I must mention a few things here that everyone needs to know because we have been helped by so many:
1. Hire a board-certified estate planning attorney in your state (before you need help.) They can give you the expert guidance you need. Also, if you gather all the documents that they will need on your loved ones behalf then you may be able to negotiate a flat fee rather than an hourly charge which will save you a lot of money! You may think that you cannot afford this but you MUST afford it if you plan to use the Medicaid system in Texas. Also: If you find that you are paying a lot of money for little help then find another attorney! There are reputable attorneys that will not overcharge you for quality service especially if you are willing to gather all the documents that they need to help you (believe me, there are a lot and it will be painful to do but worth it in the end.)
2. Everyone should have a nurse case manager (and thankfully I can recommend an excellent company here called Nurse Case Managers.) These compassionate experts are there for you at every step and are there to medically evaluate and to help your loved one to receive a proper diagnosis and, by extension, proper care. If we had not already talked to them *before* Dad went to the hospital (when Mom called 911) the the ER doctor would have had no other choice but to send Dad home even though Mom was in no condition to take care of him when he could no longer walk. Instead, the nurse who was handling Dad’s case talked to the doctor and explained his medical condition. At this point, the ER doctor was able to write an order for Dad to send him to a nursing home rather than back to his house! I shudder to think about the alternative had we not already had the nurse case manager on our side!
3. On the way to visit Dad at the nursing home after he left the hospital, it occurred to me that we also needed to contact Hospice Austin because no longer being able to walk was a huge change in his condition. I only had this insight this after talking with a coworker whose Dad had died the year before. Her Dad had some complex medical conditions but thankfully not dementia but she told me that Hospice handles *everything* when your loved one gets to the point that they can no longer care for themselves and it becomes clear that death is imminent. She was right. Thanks to her painful insight, we knew to contact hospice and their doctor determined that Dad met the criteria to join hospice (being within 18 months or less of death.) Turns out that he died 11 months later. Much sooner than we thought and this was all after leaving home, being at a nursing home and then being transferred to his final nursing home when we could no longer afford to stay at the transfer facility which had a two year waitlist for Medicaid patients and whose regular rate was $10K per month compared to his final location which accepted his Medicaid application (as assisted by our estate planning attorney) and at the actual monthly rate of $6,500K. We are heading into crisis territory because most people (including us) could never afford these out-of-pocket costs.

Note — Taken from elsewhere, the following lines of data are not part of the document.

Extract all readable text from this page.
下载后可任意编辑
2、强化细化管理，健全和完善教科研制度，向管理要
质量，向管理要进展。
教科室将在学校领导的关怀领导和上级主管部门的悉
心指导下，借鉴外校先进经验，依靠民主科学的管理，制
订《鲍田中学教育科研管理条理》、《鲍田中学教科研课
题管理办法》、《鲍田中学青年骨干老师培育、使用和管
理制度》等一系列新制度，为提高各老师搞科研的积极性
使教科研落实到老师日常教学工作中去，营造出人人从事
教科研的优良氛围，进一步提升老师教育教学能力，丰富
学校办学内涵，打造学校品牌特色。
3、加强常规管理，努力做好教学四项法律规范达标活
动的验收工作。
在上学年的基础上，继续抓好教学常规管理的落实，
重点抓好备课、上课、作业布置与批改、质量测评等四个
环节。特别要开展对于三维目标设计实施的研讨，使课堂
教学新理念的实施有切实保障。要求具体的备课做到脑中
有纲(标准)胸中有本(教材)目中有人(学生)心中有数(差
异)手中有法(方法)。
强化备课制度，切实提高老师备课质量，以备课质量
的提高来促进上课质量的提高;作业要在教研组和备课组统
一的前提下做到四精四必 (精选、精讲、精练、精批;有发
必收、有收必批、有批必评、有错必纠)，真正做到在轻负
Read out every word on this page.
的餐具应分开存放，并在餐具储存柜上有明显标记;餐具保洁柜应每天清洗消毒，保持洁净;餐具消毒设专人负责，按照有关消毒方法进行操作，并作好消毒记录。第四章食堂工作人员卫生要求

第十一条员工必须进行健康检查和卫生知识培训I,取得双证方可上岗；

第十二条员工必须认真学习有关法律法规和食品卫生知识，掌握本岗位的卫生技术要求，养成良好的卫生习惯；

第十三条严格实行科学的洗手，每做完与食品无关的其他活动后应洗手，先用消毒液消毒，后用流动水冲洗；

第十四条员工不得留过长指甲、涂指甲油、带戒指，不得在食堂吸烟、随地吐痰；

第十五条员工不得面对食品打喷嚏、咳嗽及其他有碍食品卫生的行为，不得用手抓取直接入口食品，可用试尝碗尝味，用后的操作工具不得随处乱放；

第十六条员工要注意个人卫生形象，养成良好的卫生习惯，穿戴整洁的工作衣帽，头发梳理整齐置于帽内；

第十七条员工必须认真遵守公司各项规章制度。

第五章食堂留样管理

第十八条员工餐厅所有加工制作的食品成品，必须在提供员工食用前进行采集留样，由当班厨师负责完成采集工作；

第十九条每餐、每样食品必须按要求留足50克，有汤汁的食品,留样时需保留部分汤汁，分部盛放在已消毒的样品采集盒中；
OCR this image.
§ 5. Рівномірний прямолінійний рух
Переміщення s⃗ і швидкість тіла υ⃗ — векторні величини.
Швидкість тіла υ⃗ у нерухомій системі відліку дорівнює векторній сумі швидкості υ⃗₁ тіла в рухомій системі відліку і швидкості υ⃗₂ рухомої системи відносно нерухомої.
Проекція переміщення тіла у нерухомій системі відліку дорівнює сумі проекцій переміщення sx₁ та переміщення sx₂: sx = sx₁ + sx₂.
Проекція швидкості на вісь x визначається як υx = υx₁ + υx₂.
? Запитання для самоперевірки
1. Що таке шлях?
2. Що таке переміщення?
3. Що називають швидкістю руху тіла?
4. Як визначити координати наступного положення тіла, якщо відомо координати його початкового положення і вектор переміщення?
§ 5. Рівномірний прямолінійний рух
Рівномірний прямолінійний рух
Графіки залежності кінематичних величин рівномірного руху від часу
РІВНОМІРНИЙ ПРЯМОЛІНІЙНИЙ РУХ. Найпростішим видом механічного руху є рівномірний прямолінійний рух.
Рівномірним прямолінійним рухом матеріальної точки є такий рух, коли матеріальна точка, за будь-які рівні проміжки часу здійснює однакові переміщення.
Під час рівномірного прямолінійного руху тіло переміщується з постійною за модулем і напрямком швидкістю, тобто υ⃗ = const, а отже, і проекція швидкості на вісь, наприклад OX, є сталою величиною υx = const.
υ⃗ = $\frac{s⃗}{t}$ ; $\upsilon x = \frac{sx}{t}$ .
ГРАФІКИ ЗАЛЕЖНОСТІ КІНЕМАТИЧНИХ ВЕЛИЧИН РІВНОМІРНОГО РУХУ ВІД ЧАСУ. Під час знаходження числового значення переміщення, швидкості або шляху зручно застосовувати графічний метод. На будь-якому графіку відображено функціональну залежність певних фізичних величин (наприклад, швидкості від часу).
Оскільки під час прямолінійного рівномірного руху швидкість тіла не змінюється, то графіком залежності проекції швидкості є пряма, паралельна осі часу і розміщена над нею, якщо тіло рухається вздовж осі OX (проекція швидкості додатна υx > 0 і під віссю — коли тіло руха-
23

4. Do not ever let anyone tell you that Medicaid is unnecessary. We are living proof that Mom and Dad would have been left on their own to suffer at home with inadequate care without this safety net. As it is, even with Medicaid, the care that Dad received was from people making minimum wage and often working two jobs just to survive. Imagine what this care will look like as Baby Boomers start to age into a system that already does not have enough qualified and compassionate care.
5. I hate all United States nursing homes in their for-profit design. It’s a disturbing system that denigrates care staff with unliving wages and commingles care and profit with compassion available to the highest payor. We have seen otherwise from the hospice system but even they rely on private donations which are never a guarantee.